As we all know, the Hulk plays a big part in this new installment and it is totally worth it. Hulk is playing gladiator supreme on the alien planet of Sakaar, where Jeff Goldblum reigns as the Grand Master, when Thor runs into him again. Taking us away from Asgard and Earth is the smartest move Waititi could have made as director. We get to see a whole other side to the Hulk, as an actual being with feelings, rather than just a rage machine.

We also get the much needed connection to Guardians of the Galaxy that sets the franchise up for Avengers: Infinity War. If you think about the Avengers films and all of their underpinned titles we haven’t really had a visual bridge to the Guardians of Galaxy world, that cements this as the same universe. Ragnarok completely embraces the eighties style that was so present in the Guardians films and makes the connection in a stronger way.

Besides being chock full of punchlines, the real genius of Ragnarok is timing and music, specifically the use of Led Zeppelin’s Immigrant Song. It was used in the trailer, and in a brilliant move, the song was kept for the actual film too.

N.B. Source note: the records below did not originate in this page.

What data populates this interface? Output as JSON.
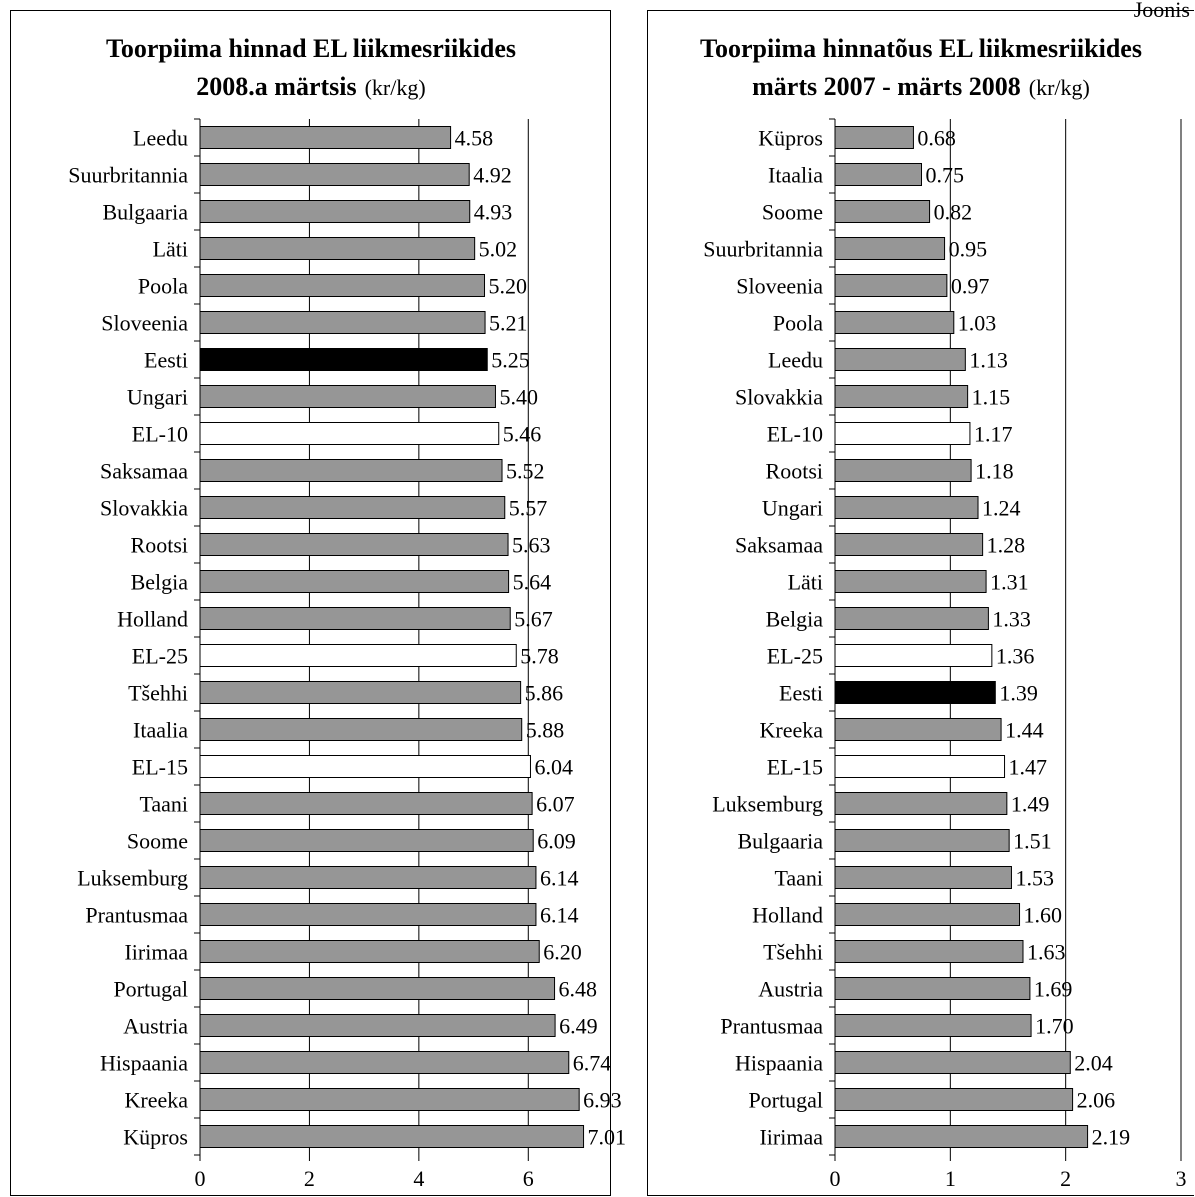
{
  "page": {
    "corner_label": "Joonis"
  },
  "charts": [
    {
      "id": "left",
      "title_line1": "Toorpiima hinnad EL liikmesriikides",
      "title_line2_bold": "2008.a märtsis",
      "title_line2_unit": "(kr/kg)"
    },
    {
      "id": "right",
      "title_line1": "Toorpiima hinnatõus EL liikmesriikides",
      "title_line2_bold": "märts 2007 - märts 2008",
      "title_line2_unit": "(kr/kg)"
    }
  ],
  "colors": {
    "country": "#969696",
    "eu_aggregate": "#ffffff",
    "estonia": "#000000"
  },
  "chart_data": [
    {
      "type": "bar",
      "orientation": "horizontal",
      "title": "Toorpiima hinnad EL liikmesriikides 2008.a märtsis (kr/kg)",
      "categories": [
        "Leedu",
        "Suurbritannia",
        "Bulgaaria",
        "Läti",
        "Poola",
        "Sloveenia",
        "Eesti",
        "Ungari",
        "EL-10",
        "Saksamaa",
        "Slovakkia",
        "Rootsi",
        "Belgia",
        "Holland",
        "EL-25",
        "Tšehhi",
        "Itaalia",
        "EL-15",
        "Taani",
        "Soome",
        "Luksemburg",
        "Prantusmaa",
        "Iirimaa",
        "Portugal",
        "Austria",
        "Hispaania",
        "Kreeka",
        "Küpros"
      ],
      "values": [
        4.58,
        4.92,
        4.93,
        5.02,
        5.2,
        5.21,
        5.25,
        5.4,
        5.46,
        5.52,
        5.57,
        5.63,
        5.64,
        5.67,
        5.78,
        5.86,
        5.88,
        6.04,
        6.07,
        6.09,
        6.14,
        6.14,
        6.2,
        6.48,
        6.49,
        6.74,
        6.93,
        7.01
      ],
      "value_labels": [
        "4.58",
        "4.92",
        "4.93",
        "5.02",
        "5.20",
        "5.21",
        "5.25",
        "5.40",
        "5.46",
        "5.52",
        "5.57",
        "5.63",
        "5.64",
        "5.67",
        "5.78",
        "5.86",
        "5.88",
        "6.04",
        "6.07",
        "6.09",
        "6.14",
        "6.14",
        "6.20",
        "6.48",
        "6.49",
        "6.74",
        "6.93",
        "7.01"
      ],
      "kinds": [
        "c",
        "c",
        "c",
        "c",
        "c",
        "c",
        "ee",
        "c",
        "eu",
        "c",
        "c",
        "c",
        "c",
        "c",
        "eu",
        "c",
        "c",
        "eu",
        "c",
        "c",
        "c",
        "c",
        "c",
        "c",
        "c",
        "c",
        "c",
        "c"
      ],
      "xlim": [
        0,
        7
      ],
      "xticks": [
        0,
        2,
        4,
        6
      ],
      "grid": "vertical"
    },
    {
      "type": "bar",
      "orientation": "horizontal",
      "title": "Toorpiima hinnatõus EL liikmesriikides märts 2007 - märts 2008 (kr/kg)",
      "categories": [
        "Küpros",
        "Itaalia",
        "Soome",
        "Suurbritannia",
        "Sloveenia",
        "Poola",
        "Leedu",
        "Slovakkia",
        "EL-10",
        "Rootsi",
        "Ungari",
        "Saksamaa",
        "Läti",
        "Belgia",
        "EL-25",
        "Eesti",
        "Kreeka",
        "EL-15",
        "Luksemburg",
        "Bulgaaria",
        "Taani",
        "Holland",
        "Tšehhi",
        "Austria",
        "Prantusmaa",
        "Hispaania",
        "Portugal",
        "Iirimaa"
      ],
      "values": [
        0.68,
        0.75,
        0.82,
        0.95,
        0.97,
        1.03,
        1.13,
        1.15,
        1.17,
        1.18,
        1.24,
        1.28,
        1.31,
        1.33,
        1.36,
        1.39,
        1.44,
        1.47,
        1.49,
        1.51,
        1.53,
        1.6,
        1.63,
        1.69,
        1.7,
        2.04,
        2.06,
        2.19
      ],
      "value_labels": [
        "0.68",
        "0.75",
        "0.82",
        "0.95",
        "0.97",
        "1.03",
        "1.13",
        "1.15",
        "1.17",
        "1.18",
        "1.24",
        "1.28",
        "1.31",
        "1.33",
        "1.36",
        "1.39",
        "1.44",
        "1.47",
        "1.49",
        "1.51",
        "1.53",
        "1.60",
        "1.63",
        "1.69",
        "1.70",
        "2.04",
        "2.06",
        "2.19"
      ],
      "kinds": [
        "c",
        "c",
        "c",
        "c",
        "c",
        "c",
        "c",
        "c",
        "eu",
        "c",
        "c",
        "c",
        "c",
        "c",
        "eu",
        "ee",
        "c",
        "eu",
        "c",
        "c",
        "c",
        "c",
        "c",
        "c",
        "c",
        "c",
        "c",
        "c"
      ],
      "xlim": [
        0,
        3
      ],
      "xticks": [
        0,
        1,
        2,
        3
      ],
      "grid": "vertical"
    }
  ]
}
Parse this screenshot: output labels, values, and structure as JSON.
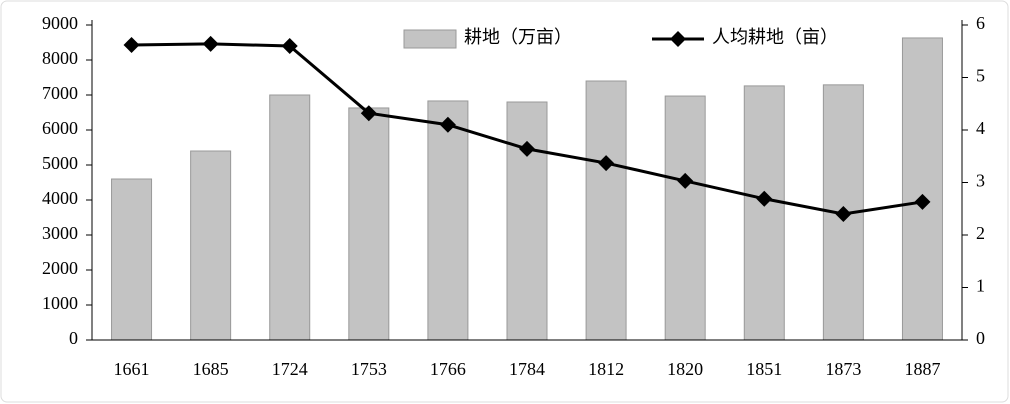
{
  "chart_data": {
    "type": "bar",
    "categories": [
      "1661",
      "1685",
      "1724",
      "1753",
      "1766",
      "1784",
      "1812",
      "1820",
      "1851",
      "1873",
      "1887"
    ],
    "series": [
      {
        "name": "耕地（万亩）",
        "type": "bar",
        "color": "#c3c3c3",
        "values": [
          4600,
          5400,
          7000,
          6630,
          6830,
          6800,
          7400,
          6970,
          7260,
          7290,
          8630
        ]
      },
      {
        "name": "人均耕地（亩）",
        "type": "line",
        "axis": "y2",
        "color": "#000000",
        "values": [
          5.62,
          5.64,
          5.6,
          4.32,
          4.1,
          3.64,
          3.37,
          3.03,
          2.69,
          2.4,
          2.63
        ]
      }
    ],
    "ylim": [
      0,
      9000
    ],
    "yticks": [
      0,
      1000,
      2000,
      3000,
      4000,
      5000,
      6000,
      7000,
      8000,
      9000
    ],
    "y2lim": [
      0,
      6
    ],
    "y2ticks": [
      0,
      1,
      2,
      3,
      4,
      5,
      6
    ],
    "legend": "top"
  }
}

I watched an interview with Waititi, who said that the song had always made sense to him from the very beginning and they couldn’t believe that no one had thought to use it before. I completely agree, and thrilled that he chose it, because it is hands down my favorite scene in the movie, and possibly in the whole MCU franchise.

I won’t say which scene, because of the spoiler alert. But, trust me, if you go see Ragnarok you will know exactly which scene I mean. I seriously got goosebumps.

Thor Ragnorak is irreverent, raucous, hilarious and, I’ll just say it, maybe the best movie of the MCU. If you haven’t gone yet, what on Asgard are you waiting for?